Submitted by Outrageous_Room_3167 t3_zpw2ew in deeplearning
Hey new to infrastructure builds, we're a small start-up https://www.axibo.com/ curious about what the biggest 3090 deep learning rigs people have done.
How do we scale past one machine? My guess is a very fast direct connection across the machines, is this feasible with the 3090s?
The cost of these has gone down dramatically & per unit basis, almost as good as A100.
sigmoid_amidst_relus t1_j0wsqyz wrote
3090 is not as good as an A100 in terms of pure performance.
It's much better than an A100 in perf/$
A single consumer-grade deep learning node won't scale past 3x 3090s without diminishing returns until and unless all you work with are datasets that fit in your memory or have a great storage solution. Top end prosumer and server grade platforms will do fine with up to 4-6x in a non-rack mounted setting, but not without custom cooling.
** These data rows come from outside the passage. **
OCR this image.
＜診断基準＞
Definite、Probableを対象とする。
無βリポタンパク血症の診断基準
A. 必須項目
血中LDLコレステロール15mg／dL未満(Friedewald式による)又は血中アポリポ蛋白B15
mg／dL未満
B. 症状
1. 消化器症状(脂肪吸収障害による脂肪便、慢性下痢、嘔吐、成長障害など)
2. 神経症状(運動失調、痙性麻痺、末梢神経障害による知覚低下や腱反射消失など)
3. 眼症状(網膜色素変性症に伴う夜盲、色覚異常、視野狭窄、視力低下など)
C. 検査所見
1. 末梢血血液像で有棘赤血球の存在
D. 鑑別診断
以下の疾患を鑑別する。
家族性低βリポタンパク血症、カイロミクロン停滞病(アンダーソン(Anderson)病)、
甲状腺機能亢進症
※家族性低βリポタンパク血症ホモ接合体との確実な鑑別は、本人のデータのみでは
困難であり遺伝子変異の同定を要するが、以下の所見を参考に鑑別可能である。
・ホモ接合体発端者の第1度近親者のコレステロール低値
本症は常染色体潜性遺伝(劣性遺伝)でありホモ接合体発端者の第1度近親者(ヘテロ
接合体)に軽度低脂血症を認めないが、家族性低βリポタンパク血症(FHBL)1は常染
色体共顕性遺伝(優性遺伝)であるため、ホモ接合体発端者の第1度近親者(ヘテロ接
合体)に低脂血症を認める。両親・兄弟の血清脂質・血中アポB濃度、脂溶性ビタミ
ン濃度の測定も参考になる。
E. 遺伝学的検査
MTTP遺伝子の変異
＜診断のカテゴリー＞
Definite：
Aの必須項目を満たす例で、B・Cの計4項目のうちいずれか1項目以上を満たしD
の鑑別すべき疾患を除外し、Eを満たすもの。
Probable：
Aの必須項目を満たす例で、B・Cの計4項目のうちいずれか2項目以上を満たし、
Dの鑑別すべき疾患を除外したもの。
The problem isn't just how well you can feed the gpus; 3090s are simply not designed to work at such high node densities like server end cards are. That's why companies are happy to pay pretty penny for A100s and other server grade cards (even if we ignore the need for certifications and Nvidia mandates): infrastructure and running costs of a good quality server facility far outweigh GPU costs and money lost to potential downtime.
Connecting multi-node setups is done through high bandwidth interconnects, like mellanox infiniband stuff.
Most mining farms don't run GPUs on full pcie x16 as mining isn't memory intensive, so you're not going to scale as well as that.
You can very well scale to 64x GPU "farm" easily, but it's going to be a pain in a consumer-grade only setup, esp in terms of interconnects and stuff, not to mention terribly space and cooling inefficient.